Canon Kevin O’Driscoll, gave the homily and he encouraged everyone to be a “witness to Christ”, pointing out that those present who are carers are witnesses to Christ in the most unglamorous ways.
Telling the story of when Pope John Paul II came to Britain, Canon Kevin quoted the homily he gave at Southwark Cathedral:
“Today I make an urgent plea to this nation. Do not neglect your sick and elderly. Do not turn away from the handicapped and the dying. Do not push them to the margins of society. For, if you do, you will fail to understand that they represent an important truth. The sick, the elderly, the handicapped and the dying teach us that weakness is a creative part of human living, and that suffering can be embraced with no loss of dignity. Without the presence of these people in your midst you might be tempted to think of health, strength and power as the only important values to be pursued in life. But the wisdom of Christ and the power of Christ are to be seen in the weakness of those who share his sufferings.

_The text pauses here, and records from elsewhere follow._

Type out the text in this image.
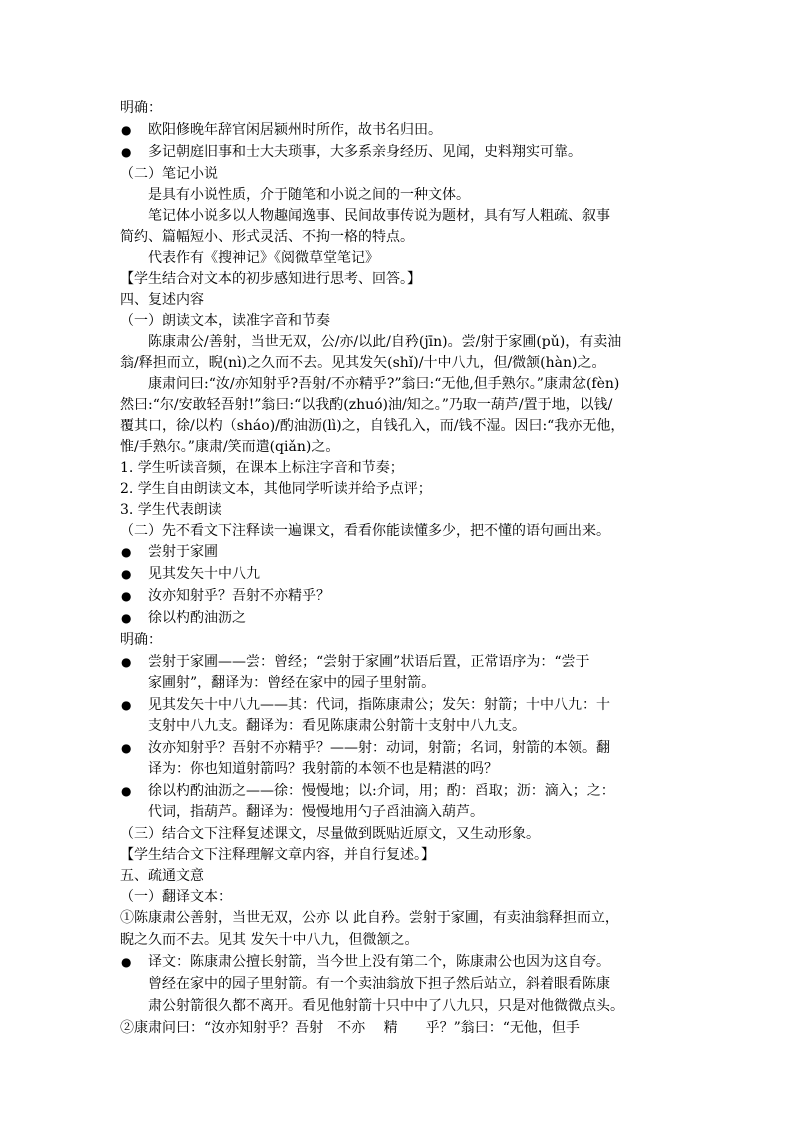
明确：
● 欧阳修晚年辞官闲居颍州时所作，故书名归田。
● 多记朝庭旧事和士大夫琐事，大多系亲身经历、见闻，史料翔实可靠。
（二）笔记小说
是具有小说性质，介于随笔和小说之间的一种文体。
笔记体小说多以人物趣闻逸事、民间故事传说为题材，具有写人粗疏、叙事
简约、篇幅短小、形式灵活、不拘一格的特点。
代表作有《搜神记》《阅微草堂笔记》
【学生结合对文本的初步感知进行思考、回答。】
四、复述内容
（一）朗读文本，读准字音和节奏
陈康肃公/善射，当世无双，公/亦/以此/自矜(jīn)。尝/射于家圃(pǔ)，有卖油
翁/释担而立，睨(nì)之久而不去。见其发矢(shǐ)/十中八九，但/微颔(hàn)之。
康肃问曰:“汝/亦知射乎?吾射/不亦精乎?”翁曰:“无他,但手熟尔。”康肃忿(fèn)
然曰:“尔/安敢轻吾射!”翁曰:“以我酌(zhuó)油/知之。”乃取一葫芦/置于地，以钱/
覆其口，徐/以杓（sháo)/酌油沥(lì)之，自钱孔入，而/钱不湿。因曰:“我亦无他，
惟/手熟尔。”康肃/笑而遣(qiǎn)之。
1. 学生听读音频，在课本上标注字音和节奏；
2. 学生自由朗读文本，其他同学听读并给予点评；
3. 学生代表朗读
（二）先不看文下注释读一遍课文，看看你能读懂多少，把不懂的语句画出来。
● 尝射于家圃
● 见其发矢十中八九
● 汝亦知射乎？吾射不亦精乎？
● 徐以杓酌油沥之
明确：
● 尝射于家圃——尝：曾经；“尝射于家圃”状语后置，正常语序为：“尝于
家圃射”，翻译为：曾经在家中的园子里射箭。
● 见其发矢十中八九——其：代词，指陈康肃公；发矢：射箭；十中八九：十
支射中八九支。翻译为：看见陈康肃公射箭十支射中八九支。
● 汝亦知射乎？吾射不亦精乎？——射：动词，射箭；名词，射箭的本领。翻
译为：你也知道射箭吗？我射箭的本领不也是精湛的吗？
● 徐以杓酌油沥之——徐：慢慢地；以:介词，用；酌：舀取；沥：滴入；之：
代词，指葫芦。翻译为：慢慢地用勺子舀油滴入葫芦。
（三）结合文下注释复述课文，尽量做到既贴近原文，又生动形象。
【学生结合文下注释理解文章内容，并自行复述。】
五、疏通文意
（一）翻译文本：
①陈康肃公善射，当世无双，公亦 以 此自矜。尝射于家圃，有卖油翁释担而立，
睨之久而不去。见其 发矢十中八九，但微颔之。
● 译文：陈康肃公擅长射箭，当今世上没有第二个，陈康肃公也因为这自夸。
曾经在家中的园子里射箭。有一个卖油翁放下担子然后站立，斜着眼看陈康
肃公射箭很久都不离开。看见他射箭十只中中了八九只，只是对他微微点头。
②康肃问曰：“汝亦知射乎？吾射　不亦　 精　　乎？”翁曰：“无他，但手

Let us keep the sick and the handicapped at the centre of our lives. Let us treasure them and recognize with gratitude the debt we owe them. We begin by imagining that we are giving to them; we end by realizing that they have enriched us.
May God bless and comfort all who suffer. And may Jesus Christ, the Saviour of the world and healer of the sick, make his light shine through human weakness as a beacon for us and for all mankind. Amen.”
The next Mass for those with disabilities and their carers will be held at St Martin De Porres in Luton on 5 November.